И упала в его руки, он подхватил, придержал и настолько нежно и бережно поставил на землю, словно у нее там не ноги, а какие-то тонкие хрупкие лапки, как у дохлого кузнечика.
– Значит, – сказал он задумчиво, – бить все-таки надо?
– Нет! – вскрикнула она. – Дикарь, ты все не так понимаешь!
– А как надо?
– Я тебе потом расскажу, – пообещала она.
Он кивнул.
– Хорошо, побудь здесь и никуда не смей, существо. Я сперва соберу хворост.
– Я могу…
– Нет, – оборвал он.
Она запнулась, наконец-то сообразив, что он идет не ради хвороста, которой тоже соберет заодно, а проверяет, нет ли вблизи хищных зверюк, как будто они только и думают, как бы напасть, такой наивный, но как приятно, что о ней заботятся искренне, не выставляя это напоказ, как в ее дворце.

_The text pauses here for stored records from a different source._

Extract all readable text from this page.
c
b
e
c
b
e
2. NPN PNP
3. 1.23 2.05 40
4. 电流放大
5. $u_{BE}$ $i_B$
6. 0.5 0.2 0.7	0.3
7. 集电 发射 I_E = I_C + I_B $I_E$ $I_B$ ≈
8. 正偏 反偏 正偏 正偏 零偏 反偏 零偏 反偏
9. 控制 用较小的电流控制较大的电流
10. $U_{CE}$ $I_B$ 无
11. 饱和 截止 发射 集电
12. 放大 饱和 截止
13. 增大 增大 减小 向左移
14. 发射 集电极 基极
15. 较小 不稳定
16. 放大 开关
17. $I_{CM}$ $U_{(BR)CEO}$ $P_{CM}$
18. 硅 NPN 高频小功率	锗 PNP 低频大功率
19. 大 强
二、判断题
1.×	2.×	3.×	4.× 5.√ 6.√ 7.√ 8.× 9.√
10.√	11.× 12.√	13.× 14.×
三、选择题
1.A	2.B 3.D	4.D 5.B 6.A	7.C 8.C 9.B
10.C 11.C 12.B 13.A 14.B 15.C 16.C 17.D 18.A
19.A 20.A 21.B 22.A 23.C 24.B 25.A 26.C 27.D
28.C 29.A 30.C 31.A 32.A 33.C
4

Вернулся он сравнительно быстро, на скуле царапина, да еще дыхание сбилось, но высыпал гору сучьев и сказал уже почти ровным голосом:
– Да, теперь можешь…
Когда она отдалилась за ближайшие кусты, ей показалось, что трава сильно примята, пара веток сломаны. На земле некие мелкие зеленоватые пятна, в другое бы время не обратила внимания, но сейчас, любопытствуя и чувствуя странную защищенность, на цыпочках прошла по едва приметным следам, там небольшой овраг, густой заросший высоким бурьяном…
Трава примята, а в тех кустах лежат друг на друге тела трех закованных в прочные костяные щитки чудищ. Все крупнее человека, толстые, с виду ужасные и несокрушимые, но их панцири жестоко разбиты, расколоты, через щели все еще сочится зеленоватая жижа, головы как будто попали под молоты дюжих молотобойцев: расплюснуты, смещены…
К костру она вернулась тихая, присмиревшая, свалила небольшую горку сучьев.